Days after one of most impressive winter tornado outbreaks in recent memory we are beginning to grasp the severity and longevity of the New Years Eve Tornado Outbreak. At the time of this writing, Dec 31 was the 9th largest tornado outbreak of 2010 with 40 tornadoes. That ties April 22nd, 2010 which for many was the first big chase day of the year.From 6am to 7:15pm on December 31st, there was a tornado warning in effect somewhere in the United States. Impressive for any season.
Sadly, 7 people have died (As of Jan 3) as a result of these storms: 4 in Cincinnati, AR and 3 in Rolla, MO. There is no doubt in my mind that these storms would have killed many more people if not for the recent (relative term) developments in radar and warnings. The severe storms spawned at least 26 tornadoes according to the National Weather Service (NWS). The most significant damage was found in Cincinnati, Arkansas; Sunset Hills, Missouri; and Pearl, Mississippi.
(At least 1 more tornado is still under investigation near Roodhouse, IL by St. Louis NWS)
Below are damage pictures from various Tornadoes from the New Years Eve Outbreak:
Let’s take a look at what made this forecast so difficult, not just a few days out but even a few hours away.
Various models did a good job of showing the potential for severe weather and tornadoes.

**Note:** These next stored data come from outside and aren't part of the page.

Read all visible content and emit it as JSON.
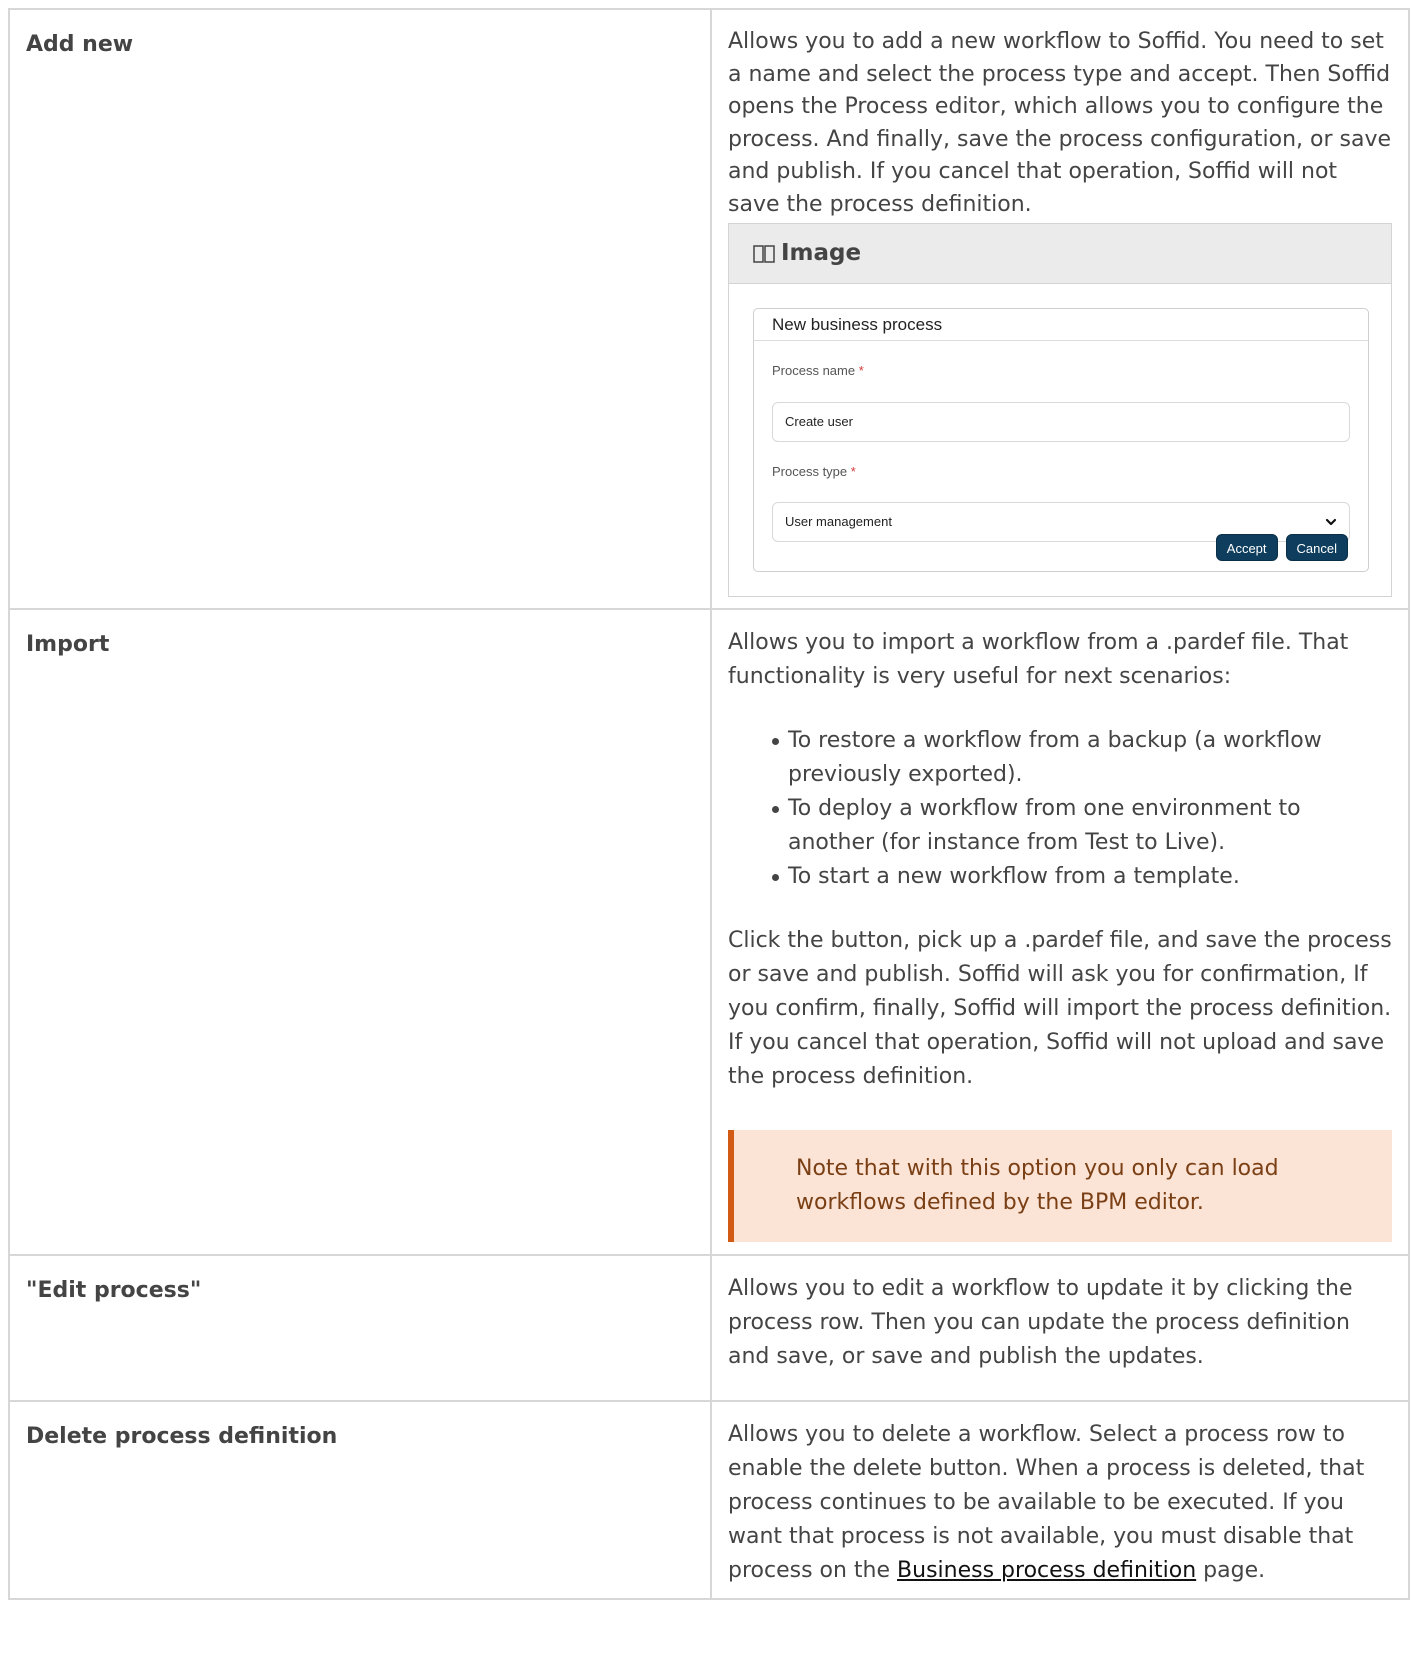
{
  "rows": [
    {
      "action": "Add new",
      "description": "Allows you to add a new workflow to Soffid. You need to set a name and select the process type and accept. Then Soffid opens the Process editor, which allows you to configure the process. And finally, save the process configuration, or save and publish. If you cancel that operation, Soffid will not save the process definition.",
      "image": {
        "heading": "Image",
        "icon": "book-icon",
        "dialog": {
          "title": "New business process",
          "process_name_label": "Process name",
          "process_name_value": "Create user",
          "process_type_label": "Process type",
          "process_type_value": "User management",
          "required_mark": "*",
          "accept_label": "Accept",
          "cancel_label": "Cancel"
        }
      }
    },
    {
      "action": "Import",
      "intro": "Allows you to import a workflow from a .pardef file. That functionality is very useful for next scenarios:",
      "scenarios": [
        "To restore a workflow from a backup (a workflow previously exported).",
        "To deploy a workflow from one environment to another (for instance from Test to Live).",
        "To start a new workflow from a template."
      ],
      "details": "Click the button, pick up a .pardef file, and save the process or save and publish. Soffid will ask you for confirmation, If you confirm, finally,  Soffid will import the process definition. If you cancel that operation, Soffid will not upload and save the process definition.",
      "note": "Note that with this option you only can load workflows defined by the BPM editor."
    },
    {
      "action": "\"Edit process\"",
      "description": "Allows you to edit a workflow to update it by clicking the process row. Then you can update the process definition and save, or save and publish the updates."
    },
    {
      "action": "Delete process definition",
      "description_before_link": "Allows you to delete a workflow. Select a process row to enable the delete button. When a process is deleted, that process continues to be available to be executed. If you want that process is not available, you must disable that process on the",
      "link_text": "Business process definition",
      "description_after_link": "page."
    }
  ],
  "colors": {
    "note_background": "#fbe3d5",
    "note_border": "#d35a14",
    "button": "#0e3d5e"
  }
}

But variations in the models that were subtle but significant were enough to keep confidence low. While not shown, ensemble data from the SREF did continue to show low end capabilities of this storm producing tornadoes in the southern half of Missouri and south. Using the NAM and 4km WRF, you can see that both showed convection occurring Dec 31st and have it focused on the morning hours. But neither made forecasts think that the largest NYE tornado outbreak in at least 50 years was right around the corner.
Looking back, severe weather parameters from the 00z/30 NAM should have been a strong indicator to forecasters that tornadoes in close proximity to the surface low was a possibility. Most impressive was the helicity shown by the NAM. But even this was UNDERDONE compared to what actually transpired. A testament to how truly dynamic this system was.
While helicity was forecasted to be strong…Instability was a large limiting factor (or was forecasted to be). While strong instability never materialized, it was also non-zero. More on the actual parameter evolution in a bit. One of the best case studies found on the subject of low-instability/high shear severe weather outbreak can be found here, by Jon Davies.
By using the above mentioned case study and RUC soundings, nowcasters would have been able to forecast that significant tornadoes were likely throughout the rest of the day on December 31st. Many of the near environment soundings from where significant tornadoes occurred later in the day had ‘bottom heavy’ CAPE profiles.
If a forecaster were to modify forecast soundings from various locations, they would have seen that CAPE profiles (although very weak) were very favorable in conjunction with high shear for tornadic supercells.
As an important side note — A big pat on the back needs to go to the NWS and their job of keeping on top of this quickly changing and evolving situation. Through the use of Mesocale Discussions they were able to not only keep the public aware of the severe weather threat on the warm side of the system but also the Blizzard conditions on the cold side.
Back to the tornado outbreak though…
As mentioned above, this was a high shear-low instability set-up. The amount of ‘turning winds’ in the low levels of the atmosphere may very well be the single most impressive parameter of this outbreak.
Very impressive couplets from the various storms show the strength of the low level meso-cyclones. Most of these couplets were only strong for 2-3 scans or even less as is often the case in high shear, low instability environmental storms.
Food for thought: Forecasting a tornado outbreak accurately and without worry of the ‘cry wolf’ syndrome can be a difficult task at any time of the year for a forecaster. But that request is magnified when the potential event is in the dead of winter. Understandably, many forecasters were not outwardly stating tornadoes were possible, much less an outbreak. Simply due to climatology and such a dynamic system, overall evolution of the storms were in question to the point that tornadic wording was not justified in medium range forecasts.
In the near future I am not sure if it will be entirely possible to better forecast these type of events due to how rare they truly are. A saving grace may be the fact that the science of meteorology is advancing so quickly (it has only been a modern science since WWII). One can work and hope that by the time another one of these, twice a century, outbreaks occurs our understanding may be far ahead of Dec 30th forecasts.